Allen has also worked extensively on Hindi cinema, commonly known as Bollywood. Together with Ira Bhaskar (Jawarharlal Nehru University) he organized a film festival in Abu Dhabi and New York—Muslim Cultures of Bombay Cinema—authored Islamicate Cultures of Bombay Cinema (Tulika, 2009), and edited Bombay Cinema's Islamicate Histories (Intellect and Orient Blackswan, 2022), which was nominated for the Kraszna-Krausz Book Award 2023. He has completed a book manuscript entitled Double Trouble: A Poetics of Bombay Cinema.
 
Allen’s newest research focuses on relationship between affective piety, melodrama, and film both from a historical and transnational perspective, and in this context he is developing a project on the Philosophy of Melodrama.
 
Since joining the School of Creative Media in 2016, Allen has developed research at the intersection of art and new media.
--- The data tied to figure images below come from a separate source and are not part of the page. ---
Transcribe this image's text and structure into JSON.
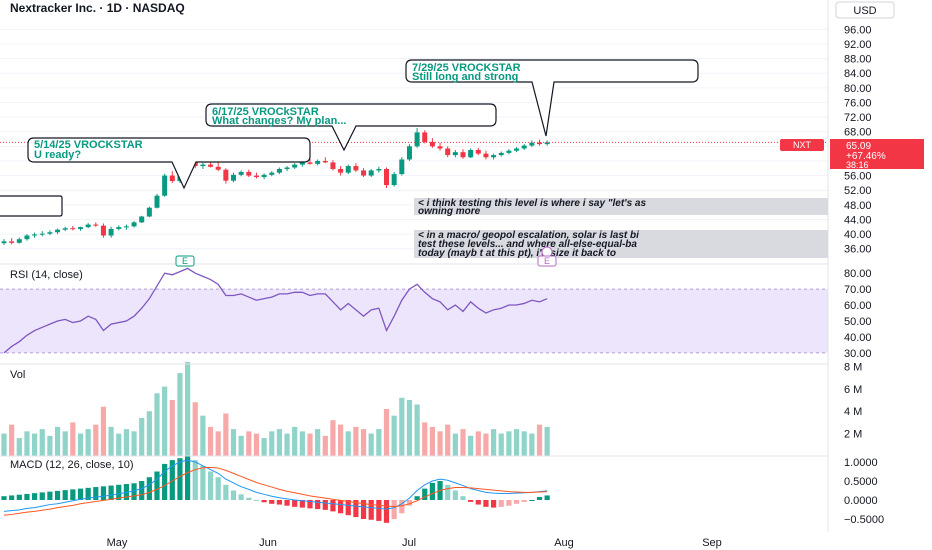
{
  "header": {
    "title": "Nextracker Inc. · 1D · NASDAQ",
    "currency": "USD"
  },
  "colors": {
    "up": "#089981",
    "down": "#f23645",
    "up_vol": "#8fd3c9",
    "down_vol": "#f7a9a9",
    "rsi": "#7e57c2",
    "rsi_band": "#ede5fb",
    "macd": "#2196f3",
    "signal": "#ff5722",
    "annot_green": "#089981",
    "price_badge": "#f23645"
  },
  "price_axis": {
    "ticks": [
      "96.00",
      "92.00",
      "88.00",
      "84.00",
      "80.00",
      "76.00",
      "72.00",
      "68.00",
      "64.00",
      "60.00",
      "56.00",
      "52.00",
      "48.00",
      "44.00",
      "40.00",
      "36.00"
    ],
    "last_price_label": "NXT",
    "last_price": "65.09",
    "change": "+67.46%",
    "countdown": "38:16"
  },
  "rsi": {
    "label": "RSI (14, close)",
    "ticks": [
      "80.00",
      "70.00",
      "60.00",
      "50.00",
      "40.00",
      "30.00"
    ]
  },
  "volume": {
    "label": "Vol",
    "ticks": [
      "8 M",
      "6 M",
      "4 M",
      "2 M"
    ]
  },
  "macd": {
    "label": "MACD (12, 26, close, 10)",
    "ticks": [
      "1.0000",
      "0.5000",
      "0.0000",
      "−0.5000"
    ]
  },
  "time_axis": [
    "May",
    "Jun",
    "Jul",
    "Aug",
    "Sep"
  ],
  "earnings_badge": "E",
  "dividend_badge": "E",
  "annotations": [
    {
      "id": "a0",
      "line1": "",
      "line2": ""
    },
    {
      "id": "a1",
      "line1": "5/14/25 VROCKSTAR",
      "line2": "U ready?"
    },
    {
      "id": "a2",
      "line1": "6/17/25 VROCkSTAR",
      "line2": "What changes? My plan..."
    },
    {
      "id": "a3",
      "line1": "7/29/25 VROCKSTAR",
      "line2": "Still long and strong"
    }
  ],
  "notes": [
    {
      "line1": "< i think testing this level is where i say \"let's as",
      "line2": "owning more"
    },
    {
      "line1": "< in a macro/ geopol escalation, solar is last bi",
      "line2": "test these levels... and where all-else-equal-ba",
      "line3": "today (mayb         t at this pt), i'd size it back to"
    }
  ],
  "chart_data": {
    "type": "candlestick",
    "title": "Nextracker Inc. · 1D · NASDAQ",
    "ylim": [
      34,
      100
    ],
    "candles": [
      {
        "o": 37.5,
        "h": 38.6,
        "l": 37.0,
        "c": 38.0
      },
      {
        "o": 38.0,
        "h": 38.9,
        "l": 37.2,
        "c": 37.6
      },
      {
        "o": 37.6,
        "h": 39.0,
        "l": 37.4,
        "c": 38.6
      },
      {
        "o": 38.6,
        "h": 40.0,
        "l": 38.2,
        "c": 39.6
      },
      {
        "o": 39.6,
        "h": 40.4,
        "l": 39.0,
        "c": 39.9
      },
      {
        "o": 39.9,
        "h": 40.8,
        "l": 39.4,
        "c": 40.1
      },
      {
        "o": 40.1,
        "h": 41.0,
        "l": 39.7,
        "c": 40.5
      },
      {
        "o": 40.5,
        "h": 41.5,
        "l": 40.0,
        "c": 41.2
      },
      {
        "o": 41.2,
        "h": 42.0,
        "l": 40.8,
        "c": 41.6
      },
      {
        "o": 41.6,
        "h": 42.2,
        "l": 41.0,
        "c": 41.4
      },
      {
        "o": 41.4,
        "h": 42.0,
        "l": 40.9,
        "c": 41.9
      },
      {
        "o": 41.9,
        "h": 43.0,
        "l": 41.6,
        "c": 42.6
      },
      {
        "o": 42.6,
        "h": 43.2,
        "l": 42.0,
        "c": 42.3
      },
      {
        "o": 42.3,
        "h": 42.9,
        "l": 39.0,
        "c": 39.6
      },
      {
        "o": 39.6,
        "h": 42.0,
        "l": 39.0,
        "c": 41.4
      },
      {
        "o": 41.4,
        "h": 42.4,
        "l": 41.0,
        "c": 41.9
      },
      {
        "o": 41.9,
        "h": 42.6,
        "l": 41.2,
        "c": 42.1
      },
      {
        "o": 42.1,
        "h": 43.6,
        "l": 41.8,
        "c": 43.2
      },
      {
        "o": 43.2,
        "h": 45.0,
        "l": 43.0,
        "c": 44.8
      },
      {
        "o": 44.8,
        "h": 47.5,
        "l": 44.6,
        "c": 47.2
      },
      {
        "o": 47.2,
        "h": 51.0,
        "l": 47.0,
        "c": 50.5
      },
      {
        "o": 50.5,
        "h": 56.5,
        "l": 50.2,
        "c": 56.0
      },
      {
        "o": 56.0,
        "h": 57.2,
        "l": 54.0,
        "c": 54.5
      },
      {
        "o": 54.5,
        "h": 58.8,
        "l": 54.0,
        "c": 58.2
      },
      {
        "o": 58.2,
        "h": 60.5,
        "l": 57.5,
        "c": 59.8
      },
      {
        "o": 59.8,
        "h": 61.0,
        "l": 58.0,
        "c": 58.6
      },
      {
        "o": 58.6,
        "h": 59.5,
        "l": 57.8,
        "c": 59.0
      },
      {
        "o": 59.0,
        "h": 60.0,
        "l": 58.2,
        "c": 58.4
      },
      {
        "o": 58.4,
        "h": 59.6,
        "l": 57.2,
        "c": 57.6
      },
      {
        "o": 57.6,
        "h": 58.0,
        "l": 53.8,
        "c": 54.6
      },
      {
        "o": 54.6,
        "h": 56.8,
        "l": 54.2,
        "c": 56.2
      },
      {
        "o": 56.2,
        "h": 57.4,
        "l": 55.8,
        "c": 57.0
      },
      {
        "o": 57.0,
        "h": 57.6,
        "l": 55.6,
        "c": 56.0
      },
      {
        "o": 56.0,
        "h": 56.8,
        "l": 55.2,
        "c": 55.6
      },
      {
        "o": 55.6,
        "h": 56.6,
        "l": 55.0,
        "c": 56.2
      },
      {
        "o": 56.2,
        "h": 57.2,
        "l": 55.8,
        "c": 56.8
      },
      {
        "o": 56.8,
        "h": 58.2,
        "l": 56.4,
        "c": 57.8
      },
      {
        "o": 57.8,
        "h": 58.6,
        "l": 57.2,
        "c": 58.2
      },
      {
        "o": 58.2,
        "h": 59.4,
        "l": 57.8,
        "c": 59.0
      },
      {
        "o": 59.0,
        "h": 60.0,
        "l": 58.4,
        "c": 59.6
      },
      {
        "o": 59.6,
        "h": 60.6,
        "l": 59.0,
        "c": 59.2
      },
      {
        "o": 59.2,
        "h": 60.4,
        "l": 58.8,
        "c": 60.0
      },
      {
        "o": 60.0,
        "h": 61.0,
        "l": 59.4,
        "c": 59.6
      },
      {
        "o": 59.6,
        "h": 60.2,
        "l": 57.4,
        "c": 57.8
      },
      {
        "o": 57.8,
        "h": 58.6,
        "l": 56.0,
        "c": 56.8
      },
      {
        "o": 56.8,
        "h": 59.0,
        "l": 56.4,
        "c": 58.6
      },
      {
        "o": 58.6,
        "h": 59.4,
        "l": 57.0,
        "c": 57.4
      },
      {
        "o": 57.4,
        "h": 58.0,
        "l": 55.6,
        "c": 56.0
      },
      {
        "o": 56.0,
        "h": 57.8,
        "l": 55.6,
        "c": 57.4
      },
      {
        "o": 57.4,
        "h": 58.4,
        "l": 56.8,
        "c": 57.8
      },
      {
        "o": 57.8,
        "h": 58.2,
        "l": 52.6,
        "c": 53.4
      },
      {
        "o": 53.4,
        "h": 57.0,
        "l": 53.0,
        "c": 56.4
      },
      {
        "o": 56.4,
        "h": 61.0,
        "l": 56.0,
        "c": 60.4
      },
      {
        "o": 60.4,
        "h": 64.6,
        "l": 60.0,
        "c": 64.0
      },
      {
        "o": 64.0,
        "h": 69.0,
        "l": 63.6,
        "c": 67.8
      },
      {
        "o": 67.8,
        "h": 68.4,
        "l": 64.8,
        "c": 65.2
      },
      {
        "o": 65.2,
        "h": 66.2,
        "l": 63.6,
        "c": 64.0
      },
      {
        "o": 64.0,
        "h": 65.0,
        "l": 62.8,
        "c": 63.4
      },
      {
        "o": 63.4,
        "h": 64.0,
        "l": 61.0,
        "c": 61.6
      },
      {
        "o": 61.6,
        "h": 63.0,
        "l": 61.0,
        "c": 62.4
      },
      {
        "o": 62.4,
        "h": 63.2,
        "l": 60.6,
        "c": 61.0
      },
      {
        "o": 61.0,
        "h": 63.4,
        "l": 60.8,
        "c": 63.0
      },
      {
        "o": 63.0,
        "h": 63.6,
        "l": 61.6,
        "c": 62.0
      },
      {
        "o": 62.0,
        "h": 62.8,
        "l": 60.4,
        "c": 61.0
      },
      {
        "o": 61.0,
        "h": 62.0,
        "l": 60.4,
        "c": 61.6
      },
      {
        "o": 61.6,
        "h": 62.6,
        "l": 61.2,
        "c": 62.2
      },
      {
        "o": 62.2,
        "h": 63.2,
        "l": 61.8,
        "c": 62.8
      },
      {
        "o": 62.8,
        "h": 63.8,
        "l": 62.4,
        "c": 63.4
      },
      {
        "o": 63.4,
        "h": 64.6,
        "l": 63.0,
        "c": 64.2
      },
      {
        "o": 64.2,
        "h": 65.6,
        "l": 63.8,
        "c": 65.0
      },
      {
        "o": 65.0,
        "h": 65.8,
        "l": 64.2,
        "c": 64.6
      },
      {
        "o": 64.6,
        "h": 65.6,
        "l": 64.2,
        "c": 65.09
      }
    ],
    "rsi_values": [
      30,
      34,
      37,
      41,
      44,
      46,
      48,
      50,
      51,
      49,
      50,
      53,
      51,
      44,
      48,
      49,
      50,
      53,
      58,
      64,
      72,
      80,
      79,
      81,
      83,
      80,
      78,
      76,
      73,
      66,
      66,
      67,
      65,
      63,
      64,
      65,
      67,
      67,
      68,
      68,
      66,
      67,
      67,
      62,
      57,
      61,
      57,
      53,
      57,
      58,
      44,
      53,
      63,
      70,
      73,
      68,
      64,
      62,
      57,
      60,
      56,
      62,
      58,
      55,
      57,
      58,
      60,
      60,
      61,
      63,
      62,
      64
    ],
    "volume_m": [
      2.0,
      2.8,
      1.6,
      2.2,
      2.0,
      2.4,
      1.8,
      2.6,
      2.2,
      3.0,
      2.0,
      2.4,
      2.8,
      4.4,
      2.6,
      2.0,
      2.4,
      2.2,
      3.4,
      4.0,
      5.6,
      6.2,
      5.0,
      7.4,
      8.4,
      4.8,
      3.6,
      2.6,
      2.2,
      3.8,
      2.4,
      1.8,
      2.2,
      2.0,
      1.6,
      2.2,
      2.4,
      2.0,
      2.6,
      2.2,
      2.0,
      2.4,
      1.8,
      3.2,
      2.8,
      2.2,
      2.6,
      2.4,
      2.0,
      2.4,
      4.2,
      3.6,
      5.2,
      5.0,
      4.6,
      3.0,
      2.6,
      2.2,
      2.8,
      2.0,
      2.4,
      1.8,
      2.2,
      2.0,
      2.4,
      2.0,
      2.2,
      2.4,
      2.2,
      2.0,
      2.8,
      2.6
    ],
    "macd_hist": [
      0.1,
      0.12,
      0.14,
      0.16,
      0.18,
      0.2,
      0.22,
      0.24,
      0.26,
      0.28,
      0.3,
      0.32,
      0.34,
      0.36,
      0.38,
      0.4,
      0.42,
      0.44,
      0.5,
      0.6,
      0.75,
      0.95,
      1.05,
      1.1,
      1.15,
      1.05,
      0.9,
      0.75,
      0.6,
      0.4,
      0.25,
      0.15,
      0.06,
      0.0,
      -0.06,
      -0.1,
      -0.12,
      -0.15,
      -0.18,
      -0.2,
      -0.22,
      -0.24,
      -0.26,
      -0.3,
      -0.35,
      -0.4,
      -0.45,
      -0.5,
      -0.52,
      -0.55,
      -0.6,
      -0.5,
      -0.35,
      -0.15,
      0.1,
      0.3,
      0.45,
      0.5,
      0.4,
      0.25,
      0.1,
      -0.05,
      -0.12,
      -0.18,
      -0.2,
      -0.18,
      -0.15,
      -0.1,
      -0.05,
      0.0,
      0.08,
      0.12
    ],
    "macd_line": [
      -0.3,
      -0.28,
      -0.26,
      -0.22,
      -0.2,
      -0.16,
      -0.12,
      -0.1,
      -0.06,
      -0.02,
      0.02,
      0.05,
      0.08,
      0.1,
      0.13,
      0.16,
      0.2,
      0.24,
      0.3,
      0.4,
      0.55,
      0.75,
      0.9,
      1.0,
      1.05,
      1.0,
      0.9,
      0.8,
      0.7,
      0.55,
      0.45,
      0.35,
      0.28,
      0.2,
      0.15,
      0.1,
      0.06,
      0.03,
      0.0,
      -0.02,
      -0.04,
      -0.06,
      -0.08,
      -0.1,
      -0.12,
      -0.14,
      -0.16,
      -0.18,
      -0.2,
      -0.22,
      -0.24,
      -0.2,
      -0.1,
      0.05,
      0.25,
      0.4,
      0.5,
      0.55,
      0.52,
      0.45,
      0.38,
      0.3,
      0.25,
      0.2,
      0.18,
      0.17,
      0.17,
      0.18,
      0.19,
      0.2,
      0.22,
      0.24
    ],
    "signal_line": [
      -0.4,
      -0.38,
      -0.35,
      -0.32,
      -0.3,
      -0.27,
      -0.24,
      -0.2,
      -0.17,
      -0.14,
      -0.1,
      -0.07,
      -0.04,
      -0.01,
      0.02,
      0.05,
      0.08,
      0.11,
      0.14,
      0.2,
      0.28,
      0.38,
      0.5,
      0.62,
      0.72,
      0.8,
      0.85,
      0.86,
      0.84,
      0.78,
      0.7,
      0.62,
      0.54,
      0.46,
      0.4,
      0.34,
      0.28,
      0.23,
      0.19,
      0.15,
      0.11,
      0.08,
      0.05,
      0.02,
      -0.01,
      -0.04,
      -0.07,
      -0.1,
      -0.12,
      -0.14,
      -0.16,
      -0.17,
      -0.15,
      -0.1,
      -0.02,
      0.08,
      0.17,
      0.25,
      0.3,
      0.33,
      0.33,
      0.32,
      0.3,
      0.28,
      0.26,
      0.24,
      0.22,
      0.21,
      0.2,
      0.2,
      0.21,
      0.22
    ]
  }
}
He organized two international conferences on Machine Learning and Art, Art Machines (2019) and Art Machines 2 (2021), and, with Jeffrey Shaw he curated a major exhibition on computational art called Art Machines at the Indra and Harry Banga Gallery, CityU. He published the accompanying book length catalogue, Art Machines (2020), with CityU Press. He has also published on the new media art and writings of Jeffrey Shaw.
 
As Director of the Center for the Center of Applied Computing and Interactive Media (ACIM) Allen is collaborating as CityU PI on a project called Future Cinema Systems led by Jeffrey Shaw (HKBU) in collaboration with Sarah Kenderdine (EPFL), and funded by an ITF grant. Future Cinema Systems is building the next generation fully interactive and immersive 360 degree environment and generating artistic and curatorial applications for this environment.